Arquette is favored to win the Best Actress Limited Series Emmy: she has already taken home Golden Globe and SAG awards for “Dannemora,” and at the Critics Choice Awards, tied with “Sharp Objects” star Amy Adams. “She gave a performance that was truly scary and to the edge,” said Tolkin.

Episode 6, filmed last after Arquette and Eric Lang (as her husband Lyle Mitchell) lost the 40 pounds of weight they each had gained, flashed back into the past. In the first four episodes, Stiller, Johnson, and Tolkin consciously drew the audience into rooting for inmates Matt and Sweat’s escape from prison.

“We felt there’s a natural inclination to connect to the protagonists, who are not really great people,” said Stiller. “We didn’t want to try to make them likable. We wanted to show them as real people in the environment of the prison. Walking around as prisoners, David Sweat seems like an OK guy, while Richard Matt is manipulative and charming.”

Episode 6 reveals their sordid back stories, how they murdered their way into prison. “In prison dramas we don’t ever see the prisoners’ crimes,” said Stiller. “We know they had histories, but were never aware of it in the present.
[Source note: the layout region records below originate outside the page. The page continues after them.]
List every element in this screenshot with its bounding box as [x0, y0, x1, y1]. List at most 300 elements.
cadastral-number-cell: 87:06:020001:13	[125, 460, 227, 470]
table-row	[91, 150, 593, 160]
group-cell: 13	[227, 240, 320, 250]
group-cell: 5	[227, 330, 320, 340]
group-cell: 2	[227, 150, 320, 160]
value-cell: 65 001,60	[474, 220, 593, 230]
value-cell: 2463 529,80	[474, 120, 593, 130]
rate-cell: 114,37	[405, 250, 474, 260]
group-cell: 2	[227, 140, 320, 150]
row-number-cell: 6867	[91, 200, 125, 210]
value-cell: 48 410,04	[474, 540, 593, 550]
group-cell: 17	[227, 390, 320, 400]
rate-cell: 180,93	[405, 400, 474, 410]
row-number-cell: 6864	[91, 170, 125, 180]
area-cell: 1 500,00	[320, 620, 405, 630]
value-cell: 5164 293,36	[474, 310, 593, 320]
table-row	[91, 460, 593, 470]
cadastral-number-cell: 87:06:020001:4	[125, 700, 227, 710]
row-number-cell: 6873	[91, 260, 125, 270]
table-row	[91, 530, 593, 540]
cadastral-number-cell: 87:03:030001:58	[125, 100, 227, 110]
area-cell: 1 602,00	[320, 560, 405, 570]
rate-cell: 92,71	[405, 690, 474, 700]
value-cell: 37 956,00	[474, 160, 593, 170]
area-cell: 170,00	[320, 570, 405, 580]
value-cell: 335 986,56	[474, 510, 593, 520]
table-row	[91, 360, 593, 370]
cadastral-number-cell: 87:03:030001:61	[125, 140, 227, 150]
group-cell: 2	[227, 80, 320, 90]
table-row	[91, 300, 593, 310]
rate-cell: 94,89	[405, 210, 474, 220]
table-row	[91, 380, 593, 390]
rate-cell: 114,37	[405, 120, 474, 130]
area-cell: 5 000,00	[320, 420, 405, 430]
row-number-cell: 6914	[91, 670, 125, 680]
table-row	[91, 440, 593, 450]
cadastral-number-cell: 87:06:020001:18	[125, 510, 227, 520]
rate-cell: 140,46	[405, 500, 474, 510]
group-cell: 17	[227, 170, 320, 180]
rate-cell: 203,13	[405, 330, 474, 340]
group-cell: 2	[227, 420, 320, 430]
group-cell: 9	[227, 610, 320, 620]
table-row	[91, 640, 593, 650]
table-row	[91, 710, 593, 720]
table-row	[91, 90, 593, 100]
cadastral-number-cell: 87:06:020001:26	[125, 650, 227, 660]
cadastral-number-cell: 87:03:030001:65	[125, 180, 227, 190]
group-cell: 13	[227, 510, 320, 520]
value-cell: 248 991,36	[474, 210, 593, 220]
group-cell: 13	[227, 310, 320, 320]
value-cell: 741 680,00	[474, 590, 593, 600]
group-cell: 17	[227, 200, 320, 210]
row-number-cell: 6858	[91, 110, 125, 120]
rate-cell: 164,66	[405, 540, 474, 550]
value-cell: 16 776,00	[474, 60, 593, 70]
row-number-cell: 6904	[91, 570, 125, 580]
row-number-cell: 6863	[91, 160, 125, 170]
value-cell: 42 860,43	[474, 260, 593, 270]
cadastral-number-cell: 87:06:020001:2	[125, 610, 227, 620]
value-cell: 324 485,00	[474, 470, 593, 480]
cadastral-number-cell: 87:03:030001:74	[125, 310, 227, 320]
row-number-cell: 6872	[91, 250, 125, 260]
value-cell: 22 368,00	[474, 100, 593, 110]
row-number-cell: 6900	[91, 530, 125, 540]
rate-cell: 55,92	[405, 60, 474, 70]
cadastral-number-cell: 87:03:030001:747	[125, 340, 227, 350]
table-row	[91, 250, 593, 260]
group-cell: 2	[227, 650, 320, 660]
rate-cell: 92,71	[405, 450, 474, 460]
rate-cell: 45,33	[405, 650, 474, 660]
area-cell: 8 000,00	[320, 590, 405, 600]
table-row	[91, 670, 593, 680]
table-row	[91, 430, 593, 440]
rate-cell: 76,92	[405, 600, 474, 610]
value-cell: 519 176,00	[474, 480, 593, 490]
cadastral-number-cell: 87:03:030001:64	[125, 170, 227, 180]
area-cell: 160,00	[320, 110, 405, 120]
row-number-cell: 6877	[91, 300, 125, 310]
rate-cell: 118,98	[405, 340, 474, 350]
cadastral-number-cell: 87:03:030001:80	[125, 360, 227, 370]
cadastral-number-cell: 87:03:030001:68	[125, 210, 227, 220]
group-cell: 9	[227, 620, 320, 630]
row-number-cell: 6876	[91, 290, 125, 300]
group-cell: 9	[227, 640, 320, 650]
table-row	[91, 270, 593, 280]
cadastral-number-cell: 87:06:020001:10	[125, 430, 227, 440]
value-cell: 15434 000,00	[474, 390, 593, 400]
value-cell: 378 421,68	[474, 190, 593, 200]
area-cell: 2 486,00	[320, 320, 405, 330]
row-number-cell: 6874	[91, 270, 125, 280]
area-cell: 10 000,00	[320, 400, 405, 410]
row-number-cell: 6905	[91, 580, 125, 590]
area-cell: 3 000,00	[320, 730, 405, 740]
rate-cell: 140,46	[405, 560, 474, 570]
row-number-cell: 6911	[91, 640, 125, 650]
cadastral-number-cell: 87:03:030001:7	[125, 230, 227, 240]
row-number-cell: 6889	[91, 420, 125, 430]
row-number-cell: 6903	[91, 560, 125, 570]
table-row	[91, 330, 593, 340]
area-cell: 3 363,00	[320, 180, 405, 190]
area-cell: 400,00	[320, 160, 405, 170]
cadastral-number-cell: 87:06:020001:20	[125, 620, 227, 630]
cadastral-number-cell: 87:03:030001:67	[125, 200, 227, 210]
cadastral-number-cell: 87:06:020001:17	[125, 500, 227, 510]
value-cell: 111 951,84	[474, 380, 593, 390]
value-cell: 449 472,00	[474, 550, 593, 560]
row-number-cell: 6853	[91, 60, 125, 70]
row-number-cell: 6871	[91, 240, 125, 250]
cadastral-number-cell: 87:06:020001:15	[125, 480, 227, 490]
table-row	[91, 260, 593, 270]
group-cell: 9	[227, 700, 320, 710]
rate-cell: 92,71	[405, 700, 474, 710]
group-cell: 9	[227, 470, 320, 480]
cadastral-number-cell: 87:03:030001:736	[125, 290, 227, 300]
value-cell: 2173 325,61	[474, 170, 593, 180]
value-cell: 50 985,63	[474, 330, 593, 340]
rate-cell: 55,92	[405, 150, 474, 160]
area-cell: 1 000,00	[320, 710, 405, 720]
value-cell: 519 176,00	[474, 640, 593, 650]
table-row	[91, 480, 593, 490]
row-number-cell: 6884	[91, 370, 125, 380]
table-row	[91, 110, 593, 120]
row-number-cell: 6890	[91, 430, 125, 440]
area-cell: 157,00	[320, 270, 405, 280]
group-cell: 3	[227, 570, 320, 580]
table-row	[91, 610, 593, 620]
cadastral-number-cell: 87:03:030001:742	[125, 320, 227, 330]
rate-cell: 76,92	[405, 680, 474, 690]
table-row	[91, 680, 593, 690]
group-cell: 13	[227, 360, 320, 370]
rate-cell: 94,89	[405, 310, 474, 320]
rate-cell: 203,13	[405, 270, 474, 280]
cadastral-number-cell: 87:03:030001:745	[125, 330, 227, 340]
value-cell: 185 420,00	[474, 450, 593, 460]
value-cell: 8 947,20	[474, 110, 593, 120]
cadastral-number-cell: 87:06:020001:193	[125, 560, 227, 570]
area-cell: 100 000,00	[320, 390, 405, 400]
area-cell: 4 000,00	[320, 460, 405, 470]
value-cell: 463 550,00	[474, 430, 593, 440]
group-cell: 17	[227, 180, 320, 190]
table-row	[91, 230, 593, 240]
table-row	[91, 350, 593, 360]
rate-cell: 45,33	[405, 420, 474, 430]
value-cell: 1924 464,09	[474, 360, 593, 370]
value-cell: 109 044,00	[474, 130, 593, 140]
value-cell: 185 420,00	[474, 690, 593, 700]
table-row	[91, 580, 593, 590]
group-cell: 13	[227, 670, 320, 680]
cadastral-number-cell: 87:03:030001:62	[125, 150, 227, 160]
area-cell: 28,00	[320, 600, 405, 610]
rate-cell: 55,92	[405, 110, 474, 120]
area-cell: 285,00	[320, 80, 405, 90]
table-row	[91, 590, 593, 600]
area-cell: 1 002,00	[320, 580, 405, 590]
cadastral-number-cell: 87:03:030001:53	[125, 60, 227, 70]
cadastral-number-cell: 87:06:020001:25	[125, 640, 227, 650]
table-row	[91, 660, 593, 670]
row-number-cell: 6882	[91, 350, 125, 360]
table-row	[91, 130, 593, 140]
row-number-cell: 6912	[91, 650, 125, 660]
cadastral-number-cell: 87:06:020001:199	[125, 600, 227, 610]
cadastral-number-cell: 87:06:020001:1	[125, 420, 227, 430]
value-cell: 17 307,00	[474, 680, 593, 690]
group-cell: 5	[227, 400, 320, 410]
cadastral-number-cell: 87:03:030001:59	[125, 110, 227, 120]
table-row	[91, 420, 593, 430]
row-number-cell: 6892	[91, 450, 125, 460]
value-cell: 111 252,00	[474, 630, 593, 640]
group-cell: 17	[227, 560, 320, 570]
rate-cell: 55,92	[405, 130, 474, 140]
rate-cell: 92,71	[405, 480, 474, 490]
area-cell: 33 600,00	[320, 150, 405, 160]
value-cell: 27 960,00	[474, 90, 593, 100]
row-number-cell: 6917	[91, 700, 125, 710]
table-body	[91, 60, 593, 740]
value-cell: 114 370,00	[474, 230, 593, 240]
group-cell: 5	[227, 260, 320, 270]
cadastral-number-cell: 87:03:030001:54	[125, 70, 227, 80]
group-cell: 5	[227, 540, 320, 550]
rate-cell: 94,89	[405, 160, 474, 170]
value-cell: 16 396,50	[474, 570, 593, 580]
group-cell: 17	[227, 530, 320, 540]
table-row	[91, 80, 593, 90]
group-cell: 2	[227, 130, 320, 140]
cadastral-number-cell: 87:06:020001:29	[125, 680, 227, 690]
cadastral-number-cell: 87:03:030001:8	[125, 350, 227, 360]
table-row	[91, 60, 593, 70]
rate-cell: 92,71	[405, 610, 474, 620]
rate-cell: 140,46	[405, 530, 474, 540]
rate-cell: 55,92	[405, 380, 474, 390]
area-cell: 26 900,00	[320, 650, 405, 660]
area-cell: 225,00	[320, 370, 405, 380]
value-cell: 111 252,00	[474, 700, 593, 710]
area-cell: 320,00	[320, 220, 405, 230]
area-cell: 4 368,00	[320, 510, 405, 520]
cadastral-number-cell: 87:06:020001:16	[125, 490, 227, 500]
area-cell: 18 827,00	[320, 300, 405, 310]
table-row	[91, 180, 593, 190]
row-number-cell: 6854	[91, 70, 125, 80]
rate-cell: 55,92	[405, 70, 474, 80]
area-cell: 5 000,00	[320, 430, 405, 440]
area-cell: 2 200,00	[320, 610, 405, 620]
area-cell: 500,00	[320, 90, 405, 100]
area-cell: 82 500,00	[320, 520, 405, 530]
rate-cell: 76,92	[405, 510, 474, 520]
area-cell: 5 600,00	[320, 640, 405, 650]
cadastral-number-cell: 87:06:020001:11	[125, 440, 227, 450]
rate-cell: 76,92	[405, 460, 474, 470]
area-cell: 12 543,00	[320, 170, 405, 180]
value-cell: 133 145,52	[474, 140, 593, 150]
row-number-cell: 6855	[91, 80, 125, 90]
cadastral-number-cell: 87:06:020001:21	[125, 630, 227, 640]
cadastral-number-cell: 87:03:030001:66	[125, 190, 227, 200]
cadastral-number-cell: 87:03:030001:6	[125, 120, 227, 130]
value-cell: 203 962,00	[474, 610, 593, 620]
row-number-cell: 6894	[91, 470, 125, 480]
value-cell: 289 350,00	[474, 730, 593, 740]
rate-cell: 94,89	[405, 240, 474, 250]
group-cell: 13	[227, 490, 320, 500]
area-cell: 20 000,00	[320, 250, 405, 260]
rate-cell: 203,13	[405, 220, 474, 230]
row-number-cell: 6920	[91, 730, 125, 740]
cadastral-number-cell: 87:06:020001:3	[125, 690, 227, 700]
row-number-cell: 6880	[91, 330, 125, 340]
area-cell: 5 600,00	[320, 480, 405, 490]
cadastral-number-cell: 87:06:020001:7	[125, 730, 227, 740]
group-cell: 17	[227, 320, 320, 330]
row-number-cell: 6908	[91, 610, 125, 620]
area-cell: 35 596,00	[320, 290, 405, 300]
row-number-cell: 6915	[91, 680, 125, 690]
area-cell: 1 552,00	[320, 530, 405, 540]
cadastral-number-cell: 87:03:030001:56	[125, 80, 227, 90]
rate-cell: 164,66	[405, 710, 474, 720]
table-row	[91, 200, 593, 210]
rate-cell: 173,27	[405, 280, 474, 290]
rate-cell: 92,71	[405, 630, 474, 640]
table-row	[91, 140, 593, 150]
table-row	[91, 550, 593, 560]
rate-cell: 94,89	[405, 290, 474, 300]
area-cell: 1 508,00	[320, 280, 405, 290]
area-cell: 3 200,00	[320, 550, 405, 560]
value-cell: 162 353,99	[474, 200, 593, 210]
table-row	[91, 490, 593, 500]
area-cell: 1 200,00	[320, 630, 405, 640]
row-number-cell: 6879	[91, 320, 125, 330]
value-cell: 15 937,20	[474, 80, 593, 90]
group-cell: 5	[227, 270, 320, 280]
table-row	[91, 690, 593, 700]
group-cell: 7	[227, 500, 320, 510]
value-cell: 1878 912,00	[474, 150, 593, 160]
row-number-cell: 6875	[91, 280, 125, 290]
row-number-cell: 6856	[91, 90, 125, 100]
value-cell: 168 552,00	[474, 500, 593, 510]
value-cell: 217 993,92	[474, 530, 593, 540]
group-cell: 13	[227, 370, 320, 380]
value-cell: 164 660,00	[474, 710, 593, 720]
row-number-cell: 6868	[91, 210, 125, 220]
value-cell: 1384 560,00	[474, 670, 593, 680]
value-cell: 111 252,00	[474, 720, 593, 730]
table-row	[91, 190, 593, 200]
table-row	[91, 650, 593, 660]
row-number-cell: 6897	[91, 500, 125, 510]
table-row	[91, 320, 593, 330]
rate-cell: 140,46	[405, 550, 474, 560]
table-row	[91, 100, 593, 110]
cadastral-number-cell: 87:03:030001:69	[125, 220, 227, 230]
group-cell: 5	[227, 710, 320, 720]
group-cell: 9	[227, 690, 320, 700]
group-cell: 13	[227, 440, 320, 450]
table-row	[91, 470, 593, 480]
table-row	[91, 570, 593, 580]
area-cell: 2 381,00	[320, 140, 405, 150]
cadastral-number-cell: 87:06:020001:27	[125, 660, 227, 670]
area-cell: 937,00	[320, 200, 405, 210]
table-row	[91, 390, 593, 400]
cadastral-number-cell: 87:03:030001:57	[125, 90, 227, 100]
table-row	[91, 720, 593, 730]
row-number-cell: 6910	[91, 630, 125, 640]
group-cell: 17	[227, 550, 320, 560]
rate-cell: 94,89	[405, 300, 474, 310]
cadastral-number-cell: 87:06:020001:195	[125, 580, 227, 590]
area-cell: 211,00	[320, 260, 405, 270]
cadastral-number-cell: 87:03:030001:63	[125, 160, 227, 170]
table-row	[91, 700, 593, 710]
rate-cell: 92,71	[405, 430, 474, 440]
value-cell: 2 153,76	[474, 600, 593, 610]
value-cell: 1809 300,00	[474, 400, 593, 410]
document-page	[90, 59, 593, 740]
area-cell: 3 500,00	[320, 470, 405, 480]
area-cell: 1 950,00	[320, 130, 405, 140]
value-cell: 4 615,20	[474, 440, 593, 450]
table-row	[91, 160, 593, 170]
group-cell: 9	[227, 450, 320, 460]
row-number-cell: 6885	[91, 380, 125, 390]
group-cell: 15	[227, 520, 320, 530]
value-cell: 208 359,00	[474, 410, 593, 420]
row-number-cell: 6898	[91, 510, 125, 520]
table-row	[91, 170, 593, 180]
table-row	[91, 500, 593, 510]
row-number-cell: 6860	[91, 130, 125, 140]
I thought we had to show what these people had done.”

When budget issues loomed, Showtime tried to talk Stiller into cutting the flashbacks. “That episode was the most important episode,” said Stiller. “If there’s a version of the show that doesn’t have Episode 6, it’s a very different show.”

The other fraught editing room decision was just how long viewers could sustain watching Dano’s painstaking journey under the prison. “I felt we had to get into the environment and feel it,” said Stiller. “Hopefully, it was not too much. The reality was written out on the page, I had to make sure we were adhering to it. But now we have to get people to want to watch this. If we show this guy chiseling the wall for three minutes it will drive them crazy and they will stop watching and change the channel. It came to each episode: how to build tension and show something new to focus on, figure out ways to change the approach. We always have a sequence leading to something else. By the end of Episode 4, he’s on the other side of the wall and pops out of the pipe. This is going to be about him getting through the pipe and getting out of the hole.”

He needn’t have worried. “Escape” is a nerve-wracking prison escape adventure that never lets you go.

Final-round Emmy voting is open from Thursday, Aug. 15 through Thursday, Aug. 29 at 10 p.m. PT. Winners for the 71st Primetime Emmys Creative Arts Awards will be announced the weekend of Sept. 14 and 15, with the Primetime Emmys ceremony broadcast live on Fox on Sunday, Sept. 22.